Três anos mais tarde, Luter vendeu a empresa para o Liberty Equities Corp. e logo depois foi demitido. Ele usou o dinheiro que recebeu com o negócio para criar um resort de esqui na Virgínia, mas quando a Smithfield começou a afundar, os diretores o trouxeram de volta.
Luter começou abocanhando empresas de carne suína menores. Nos anos 80 e 90, ele adotou a estratégia da indústria de frango, comprando e desenvolvendo fazendas de suínos para que a Smithfield pudesse ter controle de todas as etapas d produção da carne.
À medida que a Smithfield cresceu, Luter e sua empresa tornaram-se alvo de grupos ambientalistas e outros críticos. Ativistas dos direitos dos animais o criticaram por confinar fêmeas em cercas estreitas conhecidas como barracas de gestação. Em 1997, um juiz federal multou a Smithfield em US$ 12,6 milhões por violar a chamada “Clean Water Act” (Lei da Água Limpa) por despejar resíduos poluentes na baia de Chesapeake Bay.
Luter com frequência respondeu de forma pouco diplomática. “O pessoal dos direitos dos animais quer impor uma sociedade vegetariana aos EUA”, disse ele ao The Wall Street Journal em 2001. “A maioria dos vegetarianos que eu conheço são neuróticos.” Luter agora lamenta muitos desses comentários. “Eu fiz um péssimo trabalho” de relações públicas, disse ele.
Os preços das ações da Smithfield subiram sob o seu comando. Mas ele disse que deixou o cargo de diretor-presidente em 2006 porque estava cansado de lidar com os reguladores governamentais. “Não estava mais me divertindo.” Ele foi sucedido por Larry Pope, seu braço direito de longa data, mas manteve-se como presidente do conselho.

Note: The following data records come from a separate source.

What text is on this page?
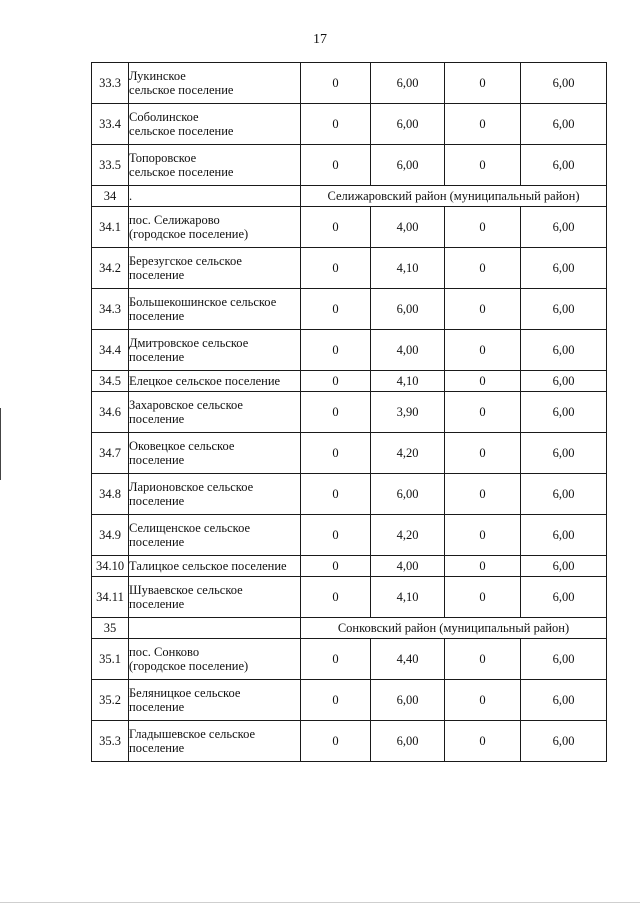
17
33.3	Лукинское
сельское поселение	0	6,00	0	6,00
33.4	Соболинское
сельское поселение	0	6,00	0	6,00
33.5	Топоровское
сельское поселение	0	6,00	0	6,00
34	.	Селижаровский район (муниципальный район)			
34.1	пос. Селижарово
(городское поселение)	0	4,00	0	6,00
34.2	Березугское сельское
поселение	0	4,10	0	6,00
34.3	Большекошинское сельское
поселение	0	6,00	0	6,00
34.4	Дмитровское сельское
поселение	0	4,00	0	6,00
34.5	Елецкое сельское поселение	0	4,10	0	6,00
34.6	Захаровское сельское
поселение	0	3,90	0	6,00
34.7	Оковецкое сельское
поселение	0	4,20	0	6,00
34.8	Ларионовское сельское
поселение	0	6,00	0	6,00
34.9	Селищенское сельское
поселение	0	4,20	0	6,00
34.10	Талицкое сельское поселение	0	4,00	0	6,00
34.11	Шуваевское сельское
поселение	0	4,10	0	6,00
35		Сонковский район (муниципальный район)			
35.1	пос. Сонково
(городское поселение)	0	4,40	0	6,00
35.2	Беляницкое сельское
поселение	0	6,00	0	6,00
35.3	Гладышевское сельское
поселение	0	6,00	0	6,00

A proposta da joint venture apresentada por Luter a Wan foi feita quando ele ainda era diretor-presidente e envolvia a construção de uma planta em conjunto nos EUA, dedicada à produção de carne de porco para exportação para a China. A ideia não vingou imediatamente, mas, em 2009, a Shuanghui pediu para conselheiros examinarem a situação financeira da Smithfield, já tendo a intenção da joint venture em mente, de acordo com uma fonte familiarizada com o assunto. Então, em fevereiro deste ano, a Shuanghui mirou novamente a Smithfield e em meados de abril apresentou um acordo de fusão, o que desencadeou uma corrida para fechar o negócio no fim da semana passada, disse a fonte.